Bank of America, Goldman Sachs and the American International Group were the lowest scorers in the survey, with R.Q.’s of 49.9, 47.6 and 46.2, respectively. A.I.G. has been a low scorer since 2009, the year after it received an enormous government bailout. But the reputation quotients of Bank of America and Goldman Sachs dipped under 50 for the first time this year. That puts those companies in what Harris Interactive calls the “reputation critical” category, which has in past years included companies like Enron, Halliburton, Fannie Mae, Freddie Mac and WorldCom.

“We’ve seen 12 companies fall below the 50-point line,” Mr. Fronk said. “10 of the 12 are out of business or in some sort of government receivership.”

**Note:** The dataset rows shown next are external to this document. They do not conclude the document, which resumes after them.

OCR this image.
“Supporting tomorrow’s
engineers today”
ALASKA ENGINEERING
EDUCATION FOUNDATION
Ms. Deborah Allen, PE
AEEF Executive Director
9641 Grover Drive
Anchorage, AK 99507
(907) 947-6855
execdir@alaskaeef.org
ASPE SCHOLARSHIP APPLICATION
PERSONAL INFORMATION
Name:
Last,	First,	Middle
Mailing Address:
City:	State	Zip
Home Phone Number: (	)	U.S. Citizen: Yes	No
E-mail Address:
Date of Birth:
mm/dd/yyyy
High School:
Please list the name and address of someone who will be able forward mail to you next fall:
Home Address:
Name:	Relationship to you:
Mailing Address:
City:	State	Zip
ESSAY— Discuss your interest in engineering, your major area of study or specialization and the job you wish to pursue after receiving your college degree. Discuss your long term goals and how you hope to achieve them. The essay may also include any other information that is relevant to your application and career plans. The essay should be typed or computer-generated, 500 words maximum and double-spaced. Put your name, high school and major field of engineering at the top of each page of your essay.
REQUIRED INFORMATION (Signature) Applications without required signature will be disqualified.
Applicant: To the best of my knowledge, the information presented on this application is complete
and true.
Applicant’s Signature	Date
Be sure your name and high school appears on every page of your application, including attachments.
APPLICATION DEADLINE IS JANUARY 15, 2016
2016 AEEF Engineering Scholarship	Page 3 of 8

Apple was the highest-scoring company included in the survey, with an R.Q. of 85.6. Last year, Apple finished fifth, behind Google, Johnson & Johnson, 3M and Berkshire Hathaway, with a score of 82.

Mr. Fronk said that while he did not expect Bank of America or Goldman Sachs to recover quickly from the image problems of the last few years, the reputations of firms like JPMorgan Chase and Wells Fargo could bounce back more quickly.

“Those companies are more weighed down by the industry than their own actions,” he said.

In recent months, some banks have rolled out expensive public relations campaigns in an effort to reverse their image problems. Bank of America has run advertisements featuring its small-business lending programs and its charitable work, while Goldman Sachs revamped its Web site last year to include a “Meet Our People” section as well as videos promoting the firm’s work with nonprofit organizations like the Harlem Children’s Zone.

“Reputation Rehab,” as Harris Interactive calls it, is possible. General Motors, Toyota and BP all improved their RQ in this year’s survey, as the automotive industry recovered from its lows and one-time image disasters – Toyota’s huge 2011 recall and the Deepwater Horizon oil spill of 2010 – receded further into memory.

Still, Mr. Fronk said, even a multimillion-dollar ad campaign can’t repair a badly damaged corporate reputation all on its own.

“The marketing doesn’t help if the foundational belief around the company and some reputation pillar or platform doesn’t exist,” he said.